Contexts
Key Concepts
Facts & Schema

Facts and Schema

A Context's schema defines what data it collects. There are three kinds of facts: base facts (the raw data you submit), derived facts (computed automatically), and one special identity fact (what uniquely identifies each instance).

Base Facts

Base facts are the data points you collect—things like credit_score, annual_income, or employment_verified. They come from API calls, webhooks, user input, or anywhere else in your system.

Each fact has a type (string, number, boolean, date, list, or object) and can be marked as:

  • Required — Must be present before rules can execute
  • Output only — Can only be written by rules, not submitted externally
  • Track history — Stores previous values for temporal queries

The Identity Fact

One fact must be the identity fact—the unique identifier for each context instance. For a loan application context, this might be application_id. For transaction processing, transaction_id.

The identity appears in your API URLs:

POST /api/v1/contexts/loan-application/APP-12345
                                       ↑ identity value
💡

Identity facts must be strings or numbers, must be required, and can't be output-only. Once set, they shouldn't change.

Derived Facts

Derived facts compute automatically from other facts using expressions:

// Debt-to-income ratio
monthly_debt / (annual_income / 12)
 
// Risk category based on score
ifelse(
  credit_score >= 750,
  'low',
  ifelse(credit_score >= 650, 'medium', 'high')
)
 
// Aggregate from related contexts
sum($relations.transaction, 'total')
 
// Available functions are listed directly in app UI

They update whenever their dependencies change—no manual recalculation needed.

Relationships

Contexts can relate to each other. A customer context can have many transaction contexts. An transaction context can belong to a customer. These relationships let you build decisions that span multiple entities.

The Pattern

Customer (one) → Transactions (many)

A customer context tracks lifetime data: total spend, transaction count, loyalty tier. Each transaction context tracks a single transaction. When an transaction completes, you might want to update the customer's lifetime stats.

Context Relations

Defining Relationships

In the Context Editor, add a relationship field:

On the Customer context:

transactions: has_many(Transaction, 'customer_id')

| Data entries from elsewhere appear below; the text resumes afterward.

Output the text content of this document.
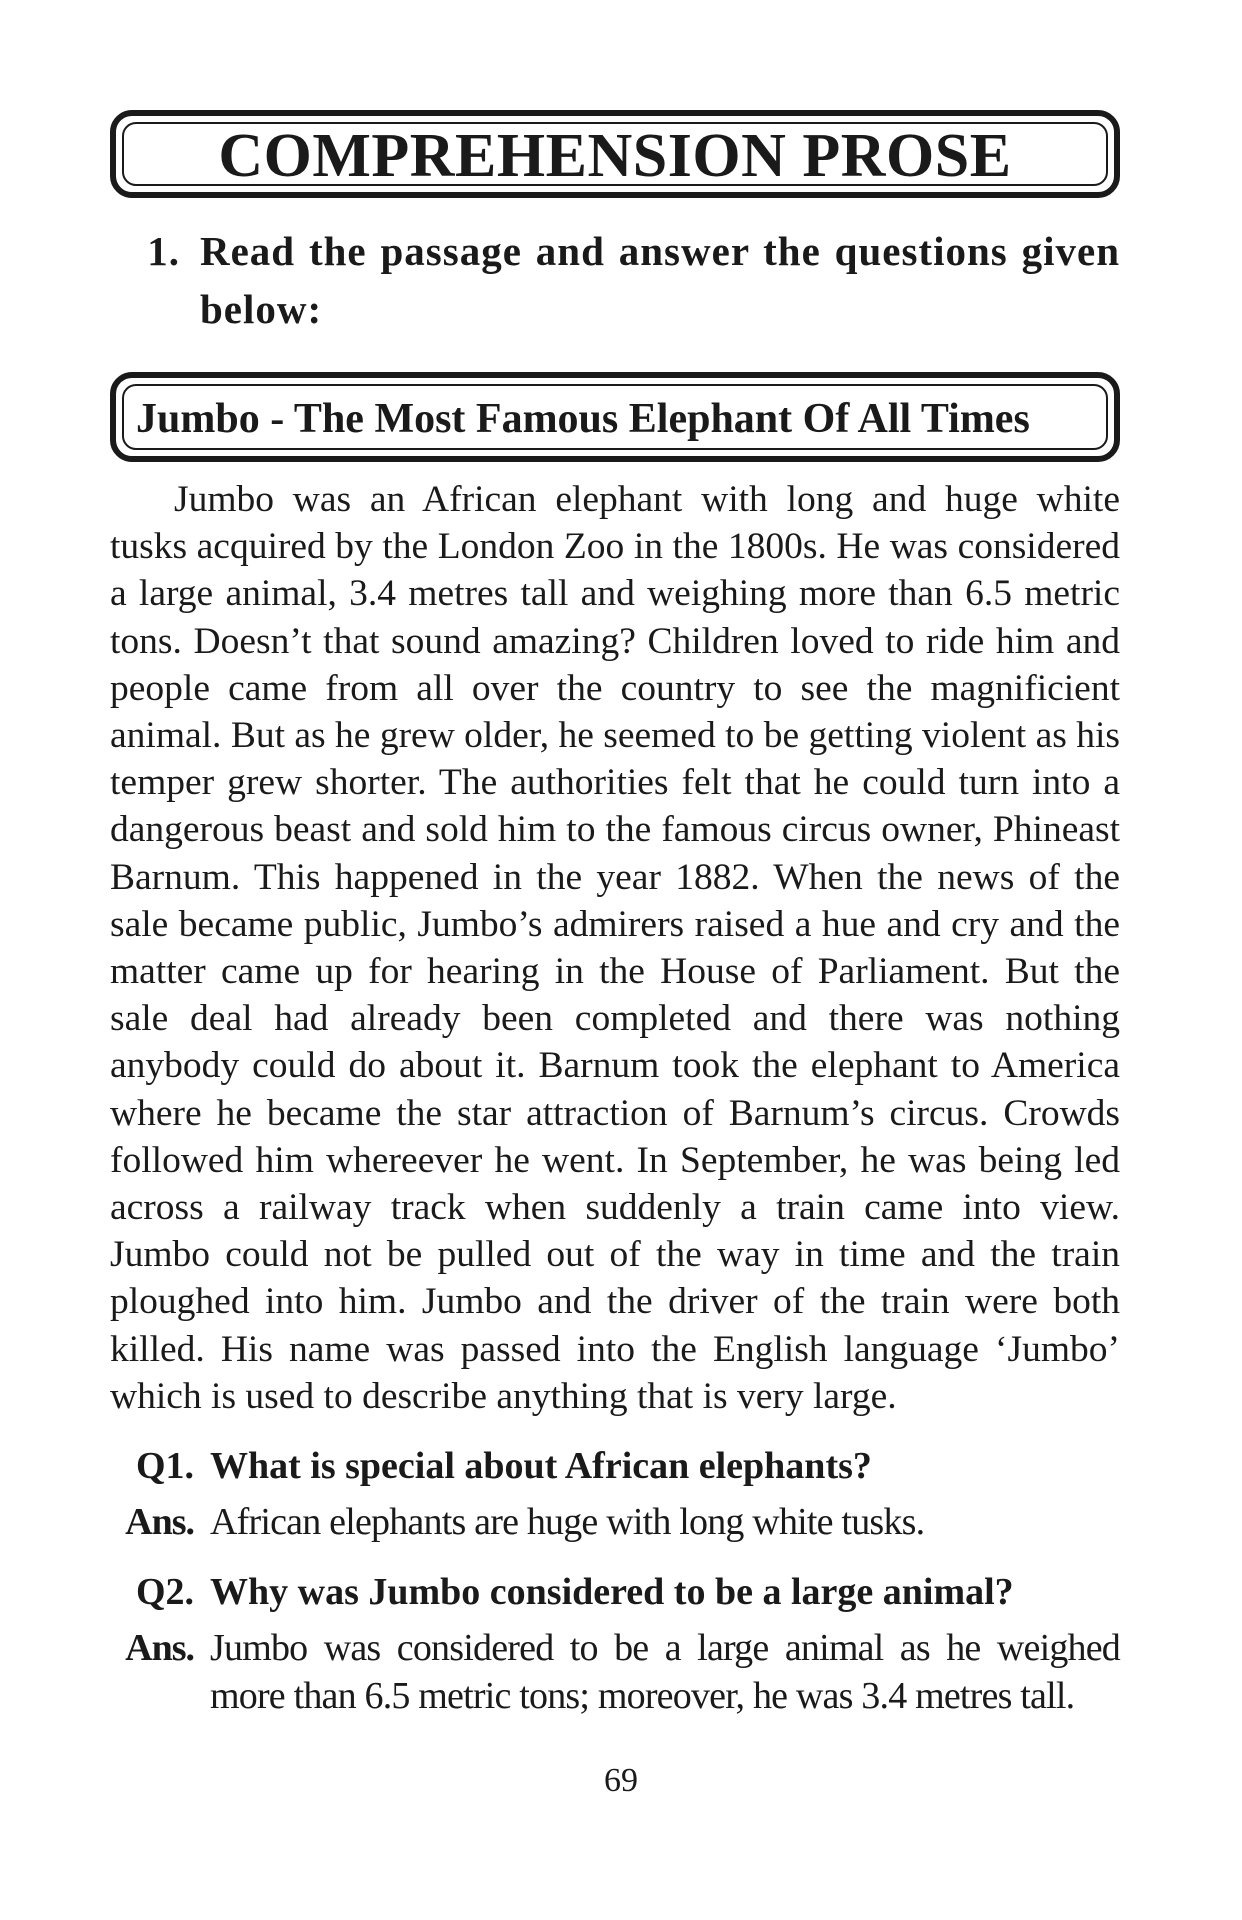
COMPREHENSION PROSE
1. Read the passage and answer the questions given below:
Jumbo - The Most Famous Elephant Of All Times

Jumbo was an African elephant with long and huge white tusks acquired by the London Zoo in the 1800s. He was considered a large animal, 3.4 metres tall and weighing more than 6.5 metric tons. Doesn’t that sound amazing? Children loved to ride him and people came from all over the country to see the magnificient animal. But as he grew older, he seemed to be getting violent as his temper grew shorter. The authorities felt that he could turn into a dangerous beast and sold him to the famous circus owner, Phineast Barnum. This happened in the year 1882. When the news of the sale became public, Jumbo’s admirers raised a hue and cry and the matter came up for hearing in the House of Parliament. But the sale deal had already been completed and there was nothing anybody could do about it. Barnum took the elephant to America where he became the star attraction of Barnum’s circus. Crowds followed him whereever he went. In September, he was being led across a railway track when suddenly a train came into view. Jumbo could not be pulled out of the way in time and the train ploughed into him. Jumbo and the driver of the train were both killed. His name was passed into the English language ‘Jumbo’ which is used to describe anything that is very large.

Q1. What is special about African elephants?
Ans. African elephants are huge with long white tusks.
Q2. Why was Jumbo considered to be a large animal?
Ans. Jumbo was considered to be a large animal as he weighed more than 6.5 metric tons; moreover, he was 3.4 metres tall.
69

On the Transaction context:

customer_id: string (foreign key)

Now transactions link to their customer, and customers can reference their transactions.

Using Relationships

Derived facts are required for you to expose and use data from related Contexts.

For example, on a Customer context, I might use:

// Total spend across all transactions
total_spend: sum($relations.transaction, 'total')
 
// Number of completed transactions
transaction_count: count($relations.transaction, 'status == "complete"')
 
// Most recent transaction date
last_transaction_date: max($relations.transaction, 'created_at')

These recalculate automatically when any related transaction changes.

Cascading Across Relationships

When an transaction is marked complete, it can trigger rules on the customer context:

  1. Transaction context receives status: "complete"
  2. Customer's transaction_count derived fact recalculates
  3. If transaction_count crosses a threshold, a loyalty tier rule executes
  4. Customer's loyalty_tier fact updates

This cascade happens automatically based on the relationships and rule bindings you've defined.

💡

Relationship queries ($relations.transaction) only include live, non-expired context instances– expired transactions won't appear in aggregations. If this is an issue, consider maintaining a running statistic in your systems and sending it into the Context via a base fact– we still consider this a data concern rather than a Rulebricks problem.

Navigating the Other Direction

From an transaction, access the parent customer:

// Get customer's tier for transaction-level pricing
customer_tier: $relations.customer.loyalty_tier

This creates a dependency—the transaction context waits for the customer's loyalty_tier before derived facts using it can calculate.

Solvability

A context instance is "solvable" when all required facts are present. The API always tells you where you stand:

{
  "status": "pending",
  "have": ["application_id", "credit_score"],
  "need": ["annual_income", "employment_verified"]
}

When need is empty, status becomes complete and bound rules can execute.